Es gibt Gefahren, die sind offensichtlich und einige, die liegen eher im Verborgenen. Sexueller Missbrauch zum Beispiel. Es ist noch gar nicht so lange her, da nahm ich an einer Infoveranstaltung des Vereins Zartbitter in Münster zu diesem Thema teil und seitdem hat es mich nie ganz losgelassen. Die zahlreichen Kindesmissbrauchsfälle in NRW, die zunehmenden Medienberichte über viele weitere Fälle – und die ungenügende Aufarbeitung durch Institutionen – haben dann dazu geführt, dass ich mich immer mehr für den Bereich Kindesmissbrauchsvorbeugung interessiere.
Und es kam mir ein Gedanke: Sollten wir nicht auch bei Fridays For Future in Münster vorbeugend tätig werden? Denn Tatsache ist: bei Fridays sind zahlreiche junge Menschen über WhatsApp miteinander vernetzt. Wer in einer Infogruppe ist, und es gibt mittlerweile 10 Stück davon mit jeweils ca. 250 Personen, sieht alle darin enthaltenen Telefonnummern plus Foto des*der Inhaber*in. Das ist eine Sicherheitslücke, die sich nicht schließen lässt und möglichen Täter*innen ein Einfallstor bietet. Deshalb habe ich dem Orga-Plenum von Fridays For Future Münster vorgeschlagen, eine Massennachricht an alle Gruppenmitglieder zu schicken, um diese vor möglichen Täter*innen zu warnen. Rein vorbeugend. Und der Vorschlag wurde einstimmig angenommen.

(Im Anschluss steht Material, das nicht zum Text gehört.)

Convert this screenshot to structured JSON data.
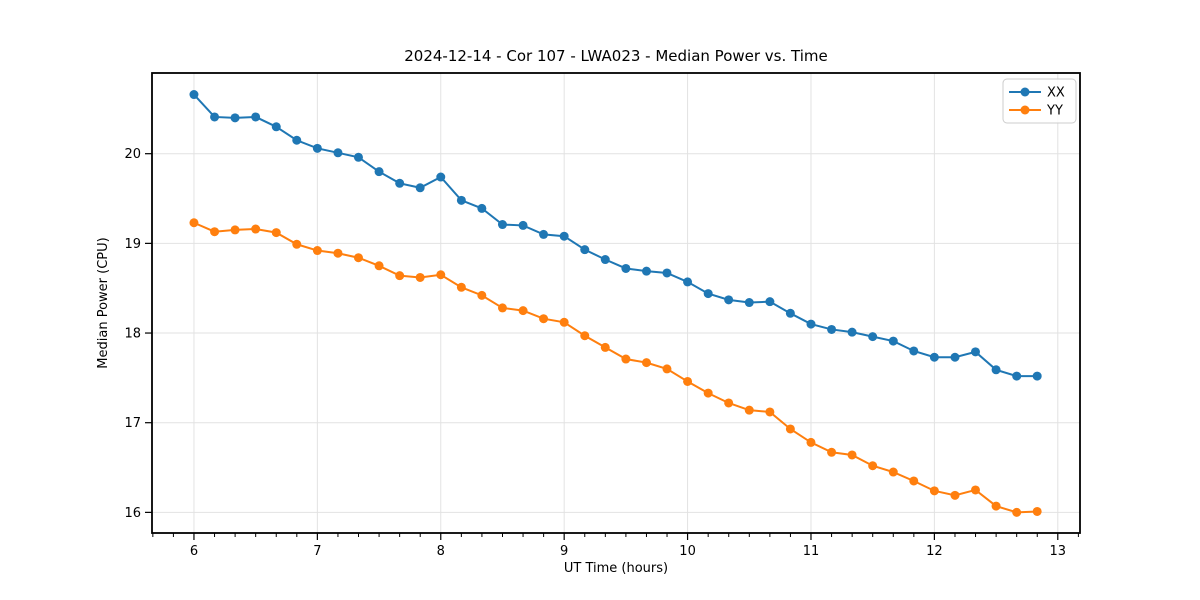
{
  "chart_data": {
    "type": "line",
    "title": "2024-12-14 - Cor 107 - LWA023 - Median Power vs. Time",
    "xlabel": "UT Time (hours)",
    "ylabel": "Median Power (CPU)",
    "xlim": [
      5.66,
      13.18
    ],
    "ylim": [
      15.77,
      20.9
    ],
    "x_ticks": [
      6,
      7,
      8,
      9,
      10,
      11,
      12,
      13
    ],
    "y_ticks": [
      16,
      17,
      18,
      19,
      20
    ],
    "x_minor_step": 0.16667,
    "grid": true,
    "legend_position": "upper right",
    "x": [
      6.0,
      6.167,
      6.333,
      6.5,
      6.667,
      6.833,
      7.0,
      7.167,
      7.333,
      7.5,
      7.667,
      7.833,
      8.0,
      8.167,
      8.333,
      8.5,
      8.667,
      8.833,
      9.0,
      9.167,
      9.333,
      9.5,
      9.667,
      9.833,
      10.0,
      10.167,
      10.333,
      10.5,
      10.667,
      10.833,
      11.0,
      11.167,
      11.333,
      11.5,
      11.667,
      11.833,
      12.0,
      12.167,
      12.333,
      12.5,
      12.667,
      12.833
    ],
    "series": [
      {
        "name": "XX",
        "color": "#1f77b4",
        "values": [
          20.66,
          20.41,
          20.4,
          20.41,
          20.3,
          20.15,
          20.06,
          20.01,
          19.96,
          19.8,
          19.67,
          19.62,
          19.74,
          19.48,
          19.39,
          19.21,
          19.2,
          19.1,
          19.08,
          18.93,
          18.82,
          18.72,
          18.69,
          18.67,
          18.57,
          18.44,
          18.37,
          18.34,
          18.35,
          18.22,
          18.1,
          18.04,
          18.01,
          17.96,
          17.91,
          17.8,
          17.73,
          17.73,
          17.79,
          17.59,
          17.52,
          17.52
        ]
      },
      {
        "name": "YY",
        "color": "#ff7f0e",
        "values": [
          19.23,
          19.13,
          19.15,
          19.16,
          19.12,
          18.99,
          18.92,
          18.89,
          18.84,
          18.75,
          18.64,
          18.62,
          18.65,
          18.51,
          18.42,
          18.28,
          18.25,
          18.16,
          18.12,
          17.97,
          17.84,
          17.71,
          17.67,
          17.6,
          17.46,
          17.33,
          17.22,
          17.14,
          17.12,
          16.93,
          16.78,
          16.67,
          16.64,
          16.52,
          16.45,
          16.35,
          16.24,
          16.19,
          16.25,
          16.07,
          16.0,
          16.01
        ]
      }
    ]
  }
}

Ich habe also einen Textvorschlag für diese Massennachricht ausgearbeitet und den Profis von Zartbitter e.V. zur Kontrolle vorgelegt. Diese haben einige wenige Korrekturen vorgenommen. Dem Text habe ich die Notfalltelefonnummer von Zartbitter e.V. hinzugefügt, so dass sich Betroffene direkt dort melden können, um Zuspruch und Trost zu erlangen. Denn sexueller Missbrauch findet nicht nur in Vereinen und Verbänden, sondern auch im familiären Umfeld statt. Aus dem Plenum kam noch der Vorschlag, eine eigene Ansprechpartnerin zu benennen, die mit Melanie Kunst, selbst Psychotherapeutin, schnell gefunden war. Sie stellte ihre Mailadresse zur Verfügung, damit Opfer sie direkt anschreiben können.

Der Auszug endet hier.